How to evict a tenant
1. Identify the type of tenancy
The first step to evict a tenant is to identify the type of tenancy that the tenant has. Most tenancies in the UK are Assured Shorthold Tenancies (ASTs), meaning the property is privately rented and the landlord does not live in the property with the tenant. If the tenancy is not an AST.
2. choose your notice
The second step is to make sure you know which notice you would like to serve, whether this is a section 21 or a section 8
3. draft and serve the notice
The third step is to draft and serve your notice. While you can do this without legal assistance, you may encounter several issues if you incorrectly serve the notice.

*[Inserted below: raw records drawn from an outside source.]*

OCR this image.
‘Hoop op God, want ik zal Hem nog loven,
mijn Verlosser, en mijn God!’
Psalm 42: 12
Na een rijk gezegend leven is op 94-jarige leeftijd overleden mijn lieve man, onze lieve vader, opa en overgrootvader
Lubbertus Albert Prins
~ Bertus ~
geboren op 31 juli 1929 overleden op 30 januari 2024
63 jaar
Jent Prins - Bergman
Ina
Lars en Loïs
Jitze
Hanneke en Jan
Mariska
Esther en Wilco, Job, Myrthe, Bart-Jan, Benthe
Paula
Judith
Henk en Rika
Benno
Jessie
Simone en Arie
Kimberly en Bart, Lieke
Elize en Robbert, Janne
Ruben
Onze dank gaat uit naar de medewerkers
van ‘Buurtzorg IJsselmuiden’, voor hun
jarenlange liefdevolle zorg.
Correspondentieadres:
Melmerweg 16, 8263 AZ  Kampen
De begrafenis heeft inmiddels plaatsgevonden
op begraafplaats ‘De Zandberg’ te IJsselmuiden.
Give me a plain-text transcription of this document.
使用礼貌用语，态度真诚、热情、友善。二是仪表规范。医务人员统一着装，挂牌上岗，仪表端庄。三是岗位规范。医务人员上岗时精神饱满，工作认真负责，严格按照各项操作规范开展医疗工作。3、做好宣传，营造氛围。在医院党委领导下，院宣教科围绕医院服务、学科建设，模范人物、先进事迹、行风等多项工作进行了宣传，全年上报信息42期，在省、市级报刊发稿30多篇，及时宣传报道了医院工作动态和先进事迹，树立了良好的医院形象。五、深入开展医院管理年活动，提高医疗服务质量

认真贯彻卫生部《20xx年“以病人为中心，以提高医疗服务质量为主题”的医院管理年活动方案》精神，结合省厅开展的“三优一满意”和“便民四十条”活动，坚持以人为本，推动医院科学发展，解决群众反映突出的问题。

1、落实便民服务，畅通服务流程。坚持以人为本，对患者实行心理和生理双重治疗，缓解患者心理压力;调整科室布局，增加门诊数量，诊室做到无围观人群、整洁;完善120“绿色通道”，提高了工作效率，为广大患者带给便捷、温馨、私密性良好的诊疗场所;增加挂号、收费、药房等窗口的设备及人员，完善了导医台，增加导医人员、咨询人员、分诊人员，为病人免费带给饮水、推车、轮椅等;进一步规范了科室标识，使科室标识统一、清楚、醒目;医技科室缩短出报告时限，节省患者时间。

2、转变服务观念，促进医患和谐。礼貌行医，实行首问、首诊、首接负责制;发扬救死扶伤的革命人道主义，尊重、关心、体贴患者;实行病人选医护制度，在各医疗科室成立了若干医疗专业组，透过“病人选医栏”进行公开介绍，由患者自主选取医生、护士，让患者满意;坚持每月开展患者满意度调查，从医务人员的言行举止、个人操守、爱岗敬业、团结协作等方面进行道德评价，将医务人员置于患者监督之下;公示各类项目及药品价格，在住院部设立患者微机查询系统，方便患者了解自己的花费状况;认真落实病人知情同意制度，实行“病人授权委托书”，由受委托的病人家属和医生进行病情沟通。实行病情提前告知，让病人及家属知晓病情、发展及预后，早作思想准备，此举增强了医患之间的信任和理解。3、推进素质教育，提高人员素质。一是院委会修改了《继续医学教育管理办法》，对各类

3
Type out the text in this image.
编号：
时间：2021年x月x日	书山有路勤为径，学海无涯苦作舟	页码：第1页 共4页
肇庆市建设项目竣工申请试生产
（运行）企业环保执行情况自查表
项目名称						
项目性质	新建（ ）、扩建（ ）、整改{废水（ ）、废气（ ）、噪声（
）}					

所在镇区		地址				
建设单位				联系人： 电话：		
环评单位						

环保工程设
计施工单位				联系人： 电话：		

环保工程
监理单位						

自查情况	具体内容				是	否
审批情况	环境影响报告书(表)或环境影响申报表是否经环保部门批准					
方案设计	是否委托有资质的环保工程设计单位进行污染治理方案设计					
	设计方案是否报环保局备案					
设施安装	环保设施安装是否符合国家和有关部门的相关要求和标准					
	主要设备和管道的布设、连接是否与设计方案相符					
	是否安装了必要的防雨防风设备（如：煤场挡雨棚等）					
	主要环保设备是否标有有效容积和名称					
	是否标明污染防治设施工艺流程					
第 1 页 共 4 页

For example, if you serve a section 21 notice to a tenant but haven’t complied with the previously mentioned terms, your notice will become invalid
What happens if my tenant doesn’t leave?
By law, a tenant does not have to leave their property when an eviction notice is served if they believe they have grounds to contest it.
If the tenant hasn’t left by the date on the notice, you can issue a possession claim. The type of possession claim you issue depends on what kind of eviction notice was served.
- An accelerated possession claim is commonly used when a section 21 notice is served, and the landlord is not claiming any rent arrears.
- A standard possession claim is commonly used when a section 8 notice is served, and the tenant is likely to have outstanding arrears.
Following this, if the tenant is still refusing to leave, you can apply for a warrant of possession. This warrant will allow bailiffs to remove tenants from the property.
When do i need a lawyer?
If you want to evict a tenant, you should always seek legal advice first. Evictions can be a complicated process, especially if the eviction is contested or the tenant is particularly difficult. Having a lawyer on your side to make sure you draft and serve the correct eviction notice can save you a world of hassle down the line.